В дилижансе он сидел совсем близко, и часы, проведенные рядом с ним, показались мне минутами. Очаровательный собеседник, находчивый и легкий. Когда я рассказывал что-то, что казалось ему смешным, он хохотал, запрокидывая прекрасную голову, и слегка хлопал меня по колену, словно самым естественным образом одобрял мое остроумие.

Балк замолчал и налил еще стакан не успевшей замерзнуть воды.

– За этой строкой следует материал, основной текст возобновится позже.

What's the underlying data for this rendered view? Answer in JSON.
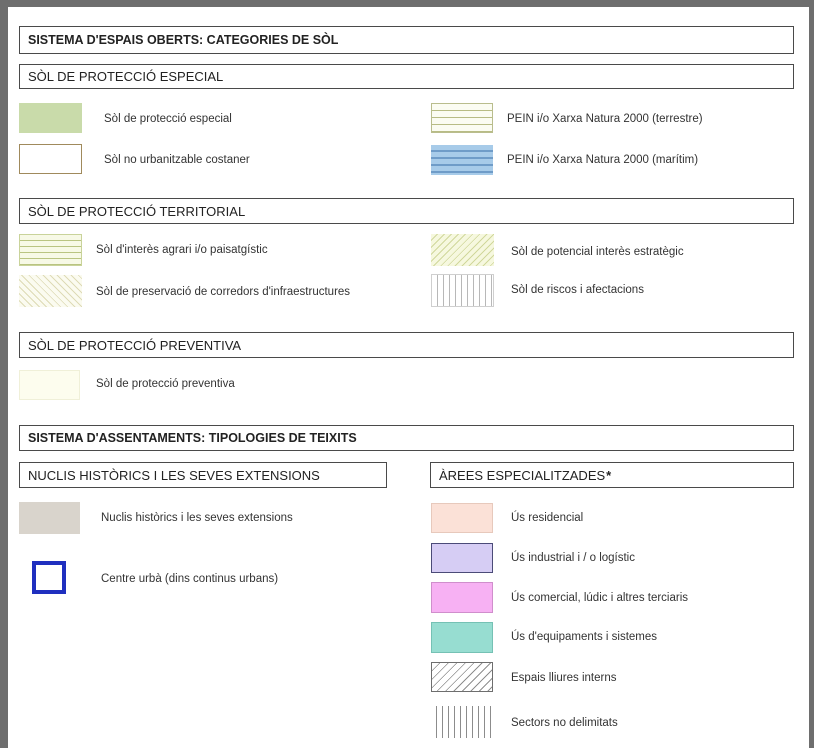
{
  "sections": {
    "espais_oberts": {
      "title": "SISTEMA D'ESPAIS OBERTS: CATEGORIES DE SÒL"
    },
    "proteccio_especial": {
      "title": "SÒL DE PROTECCIÓ ESPECIAL",
      "items": [
        {
          "label": "Sòl de protecció especial",
          "swatch": "solid-green",
          "color": "#c9dbaa"
        },
        {
          "label": "Sòl no urbanitzable costaner",
          "swatch": "outlined-box",
          "color": "#a08a5c"
        },
        {
          "label": "PEIN i/o Xarxa Natura 2000 (terrestre)",
          "swatch": "horizontal-lines",
          "color": "#b8bc85"
        },
        {
          "label": "PEIN i/o Xarxa Natura 2000 (marítim)",
          "swatch": "blue-horizontal-lines",
          "color": "#a7cbe9"
        }
      ]
    },
    "proteccio_territorial": {
      "title": "SÒL DE PROTECCIÓ TERRITORIAL",
      "items": [
        {
          "label": "Sòl d'interès agrari i/o paisatgístic",
          "swatch": "horizontal-lines",
          "color": "#b9c481"
        },
        {
          "label": "Sòl de preservació de corredors d'infraestructures",
          "swatch": "diagonal-hatch",
          "color": "#dedbb6"
        },
        {
          "label": "Sòl de potencial interès estratègic",
          "swatch": "diagonal-hatch",
          "color": "#d1d89c"
        },
        {
          "label": "Sòl de riscos i afectacions",
          "swatch": "vertical-lines",
          "color": "#b8b8b8"
        }
      ]
    },
    "proteccio_preventiva": {
      "title": "SÒL DE PROTECCIÓ PREVENTIVA",
      "items": [
        {
          "label": "Sòl de protecció preventiva",
          "swatch": "pale-yellow",
          "color": "#fdfdee"
        }
      ]
    },
    "assentaments": {
      "title": "SISTEMA D'ASSENTAMENTS: TIPOLOGIES DE TEIXITS"
    },
    "nuclis": {
      "title": "NUCLIS HISTÒRICS I LES SEVES EXTENSIONS",
      "items": [
        {
          "label": "Nuclis històrics i les seves extensions",
          "swatch": "solid-grey",
          "color": "#d9d4cc"
        },
        {
          "label": "Centre urbà (dins continus urbans)",
          "swatch": "blue-square-outline",
          "color": "#1f2fbf"
        }
      ]
    },
    "arees": {
      "title": "ÀREES ESPECIALITZADES",
      "title_mark": "*",
      "items": [
        {
          "label": "Ús residencial",
          "swatch": "solid-peach",
          "color": "#fbe1d7"
        },
        {
          "label": "Ús industrial i / o logístic",
          "swatch": "solid-lavender",
          "color": "#d6cdf4"
        },
        {
          "label": "Ús comercial, lúdic i altres terciaris",
          "swatch": "solid-pink",
          "color": "#f7b1f3"
        },
        {
          "label": "Ús d'equipaments i sistemes",
          "swatch": "solid-teal",
          "color": "#97ddd1"
        },
        {
          "label": "Espais lliures interns",
          "swatch": "diagonal-hatch",
          "color": "#8f8f8f"
        },
        {
          "label": "Sectors no delimitats",
          "swatch": "vertical-lines",
          "color": "#8c8c8c"
        }
      ]
    }
  }
}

— Вы должны понять, господин Винге… у меня никогда не было друга. Более того… мое одиночество не исчерпывалось отсутствием друга. Я не могу вспомнить случай, когда кто-то просто-напросто обратил бы на меня внимание, проявил любопытство, задал вопрос… Поэтому я был плохо подготовлен к встрече с Деваллем. Я был… беззащитен.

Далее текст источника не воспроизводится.